Conservatives, already outraged by her progressive views on abortion and drugs, construed her as saying masturbation should be taught in schools. An embattled President Clinton, whose own seed-spilling later sucked the life out of his presidency, saw this as a step too far.
So, in Elders’ honor, Good Vibrations says:
We started National Masturbation Month — now International Masturbation Month with people celebrating across the globe! — to raise awareness and to highlight the importance of masturbation for nearly everyone: it’s safe, it’s healthy, it’s free, it’s pleasurable and it helps people get to know their bodies and their sexual responses. Of all the kinds of sex people can have, masturbation is the most universal and important, yet few people talk about it freely — worse, many people still feel it is “second best” or problematic in some way. Masturbation Month lets us emphasize how great it is: it’s natural, common and fun!
Politics of the Pull
The U.S. political battle over masturbation that led to Elders’ firing nearly two decades ago represents one minor shift in a centuries-old ideological tug-of-war over self-pleasure.
The history of attitudes toward masturbation — from the ancient Egyptians, whose creator god Atum masturbated the universe into being and then generously continued to control the Nile’s flooding by his ejaculations, to the ancient Indians with their rather athletic how-to instructions in the Kama Sutra — makes for fascinating reading.
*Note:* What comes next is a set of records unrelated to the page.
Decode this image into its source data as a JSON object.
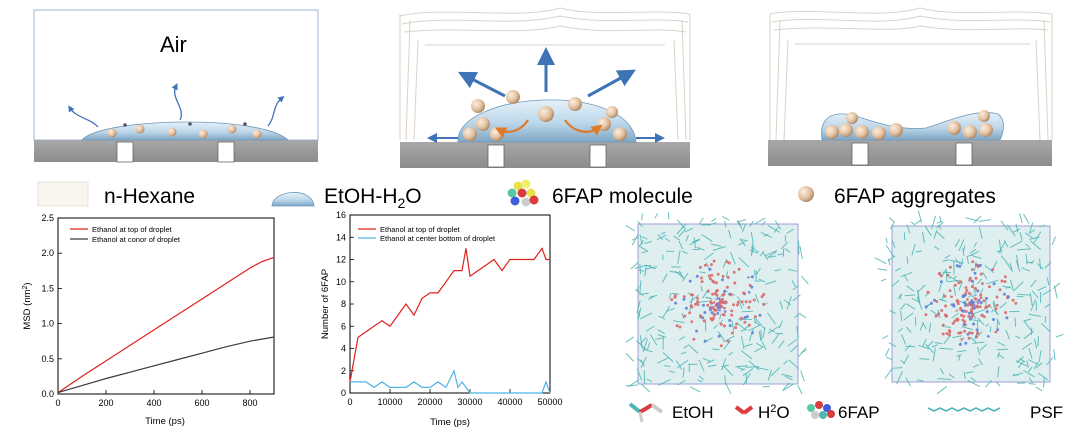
{
  "colors": {
    "substrate": "#9e9e9e",
    "droplet": "#b9d6ea",
    "droplet_edge": "#6f98b8",
    "aggregate": "#e6c7aa",
    "arrow_blue": "#3e73b6",
    "arrow_orange": "#e07a2a",
    "series_red": "#e0201b",
    "series_black": "#3a3a3a",
    "series_blue": "#4fb3e6",
    "molecule_teal": "#4fb5b5"
  },
  "panels": {
    "air_label": "Air"
  },
  "legend": {
    "hexane": "n-Hexane",
    "etoh_h2o_prefix": "EtOH-H",
    "etoh_h2o_sub": "2",
    "etoh_h2o_suffix": "O",
    "molecule": "6FAP molecule",
    "aggregates": "6FAP aggregates"
  },
  "chart_data": [
    {
      "type": "line",
      "xlabel": "Time (ps)",
      "ylabel_prefix": "MSD (nm",
      "ylabel_sup": "2",
      "ylabel_suffix": ")",
      "xlim": [
        0,
        900
      ],
      "ylim": [
        0,
        2.5
      ],
      "xticks": [
        0,
        200,
        400,
        600,
        800
      ],
      "yticks": [
        0.0,
        0.5,
        1.0,
        1.5,
        2.0,
        2.5
      ],
      "ytick_labels": [
        "0.0",
        "0.5",
        "1.0",
        "1.5",
        "2.0",
        "2.5"
      ],
      "legend_placement": "top-left",
      "series": [
        {
          "name": "Ethanol at top of droplet",
          "color": "#e0201b",
          "x": [
            0,
            100,
            200,
            300,
            400,
            500,
            600,
            700,
            800,
            850,
            900
          ],
          "y": [
            0.02,
            0.25,
            0.47,
            0.69,
            0.91,
            1.13,
            1.35,
            1.57,
            1.79,
            1.88,
            1.94
          ]
        },
        {
          "name": "Ethanol at conor of droplet",
          "color": "#3a3a3a",
          "x": [
            0,
            100,
            200,
            300,
            400,
            500,
            600,
            700,
            800,
            900
          ],
          "y": [
            0.02,
            0.12,
            0.22,
            0.31,
            0.4,
            0.49,
            0.58,
            0.67,
            0.75,
            0.81
          ]
        }
      ]
    },
    {
      "type": "line",
      "xlabel": "Time (ps)",
      "ylabel": "Number of 6FAP",
      "xlim": [
        0,
        50000
      ],
      "ylim": [
        0,
        16
      ],
      "xticks": [
        0,
        10000,
        20000,
        30000,
        40000,
        50000
      ],
      "yticks": [
        0,
        2,
        4,
        6,
        8,
        10,
        12,
        14,
        16
      ],
      "legend_placement": "top-left",
      "series": [
        {
          "name": "Ethanol at top of droplet",
          "color": "#e0201b",
          "x": [
            0,
            1000,
            2000,
            4000,
            6000,
            8000,
            10000,
            12000,
            14000,
            16000,
            18000,
            20000,
            22000,
            24000,
            26000,
            28000,
            29000,
            30000,
            32000,
            34000,
            36000,
            38000,
            40000,
            42000,
            44000,
            46000,
            48000,
            49000,
            50000
          ],
          "y": [
            1,
            3,
            5,
            5.5,
            6,
            6.5,
            6,
            7,
            8,
            7,
            8.5,
            9,
            9,
            10,
            11,
            11,
            13,
            10.5,
            11,
            11.5,
            12,
            11,
            12,
            12,
            12,
            12,
            13,
            12,
            12
          ]
        },
        {
          "name": "Ethanol at center bottom of droplet",
          "color": "#4fb3e6",
          "x": [
            0,
            2000,
            4000,
            6000,
            8000,
            10000,
            12000,
            14000,
            16000,
            18000,
            20000,
            22000,
            24000,
            26000,
            27000,
            28000,
            30000,
            35000,
            40000,
            45000,
            48000,
            49000,
            50000
          ],
          "y": [
            1,
            1,
            1,
            0.5,
            1,
            0.5,
            0.5,
            0.5,
            1,
            0.5,
            0.5,
            1,
            0.5,
            2,
            0.5,
            1,
            0,
            0,
            0,
            0,
            0,
            1,
            0
          ]
        }
      ]
    }
  ],
  "molecule_legend": {
    "etoh": "EtOH",
    "h2o_prefix": "H",
    "h2o_sub": "2",
    "h2o_suffix": "O",
    "sixfap": "6FAP",
    "psf": "PSF"
  }
}
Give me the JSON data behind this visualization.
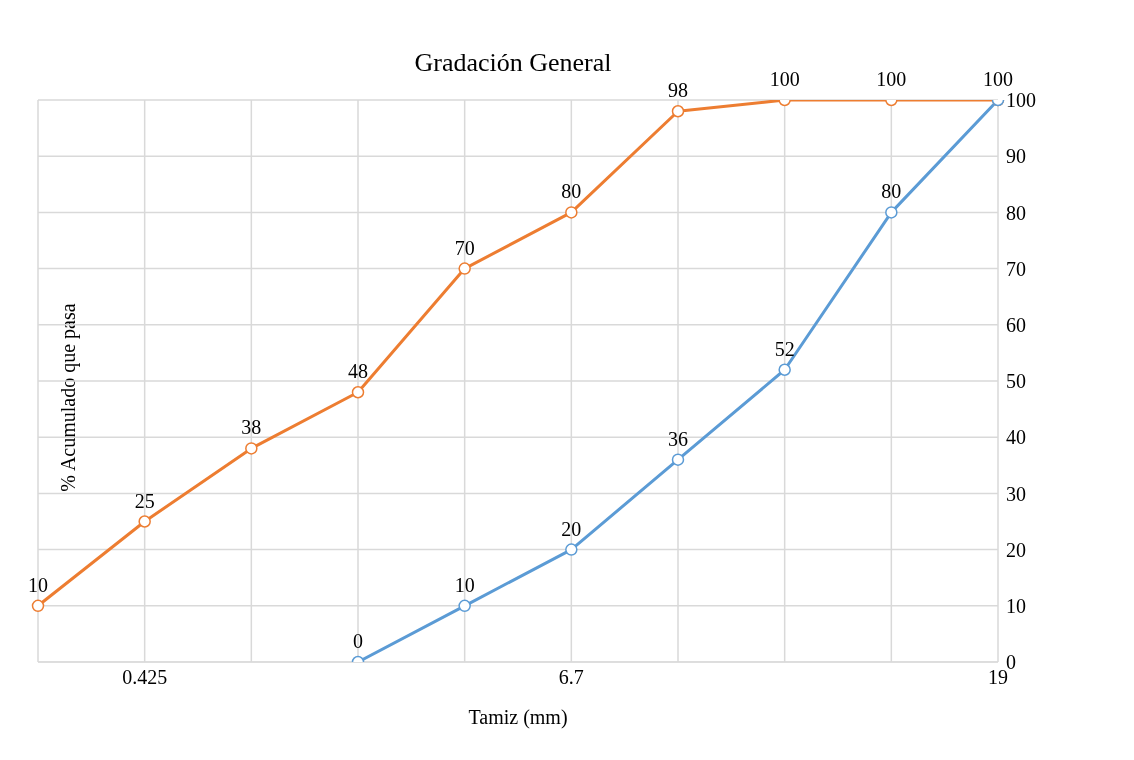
{
  "chart_data": {
    "type": "line",
    "title": "Gradación General",
    "xlabel": "Tamiz (mm)",
    "ylabel": "% Acumulado que pasa",
    "categories": [
      null,
      "0.425",
      null,
      null,
      null,
      "6.7",
      null,
      null,
      null,
      "19"
    ],
    "series": [
      {
        "color": "#ed7d31",
        "values": [
          10,
          25,
          38,
          48,
          70,
          80,
          98,
          100,
          100,
          100
        ]
      },
      {
        "color": "#5b9bd5",
        "values": [
          null,
          null,
          null,
          0,
          10,
          20,
          36,
          52,
          80,
          100
        ],
        "value_labels": [
          null,
          null,
          null,
          "0",
          "10",
          "20",
          "36",
          "52",
          "80",
          null
        ]
      }
    ],
    "ylim": [
      0,
      100
    ],
    "yticks": [
      0,
      10,
      20,
      30,
      40,
      50,
      60,
      70,
      80,
      90,
      100
    ],
    "grid": true,
    "marker": "circle",
    "data_labels": true,
    "legend": false
  }
}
The Judeo-Christian tradition has usually not embraced, and occasionally condemned, the solitary vice. But things got seriously weird in the 18th century, when masturbation attracted the blame for all manner of evils and ailments. One early pamphlet, published anonymously, really says it all in the wonderfully descriptive title: Onania, or the Heinous Sin of self-Pollution, And All Its Frightful Consequences, In Both Sexes, Considered: With Spiritual and Physical Advice To Those Who Have Already Injured Themselves By This Abominable Practice.
Nineteenth-century quacks such as Rev. Sylvester Graham lectured against the dire health consequences of “venereal excess” and the corrupting evils of self-pollution. Today much of his health recommendations look like common sense: exercise, bathing, brushing teeth, drinking clean water and consuming a diet of mostly vegetables and whole grains.
Visionary as he was, he is remembered because the bland diet he promoted, and the whole-wheat Graham cracker he invented, were designed to dampen libido. Likewise, the equally odd Dr. John Harvey Kellogg proclaimed, “If illicit commerce of the sexes is a heinous sin, self-pollution is a crime doubly abominable.” Masturbation is worse than sex? Not as good, maybe, but worse? Kellogg’s lasting contribution to suppressing libido was the insipid corn flake.
And it wasn’t only the self-abuser who was in line to suffer. In “What a Young Woman Ought to Know,” Mary Wood Allen counseled young ladies to consider the fate of their as-yet unborn offspring. Does this sound familiar?
The results of self-abuse are most disastrous. It destroys mental power and memory, it blotches the complexion, dulls the eye, takes away the strength, and may even cause insanity. It is a habit most difficult to overcome, and may not only last for years, but in its tendency be transmitted to one’s children.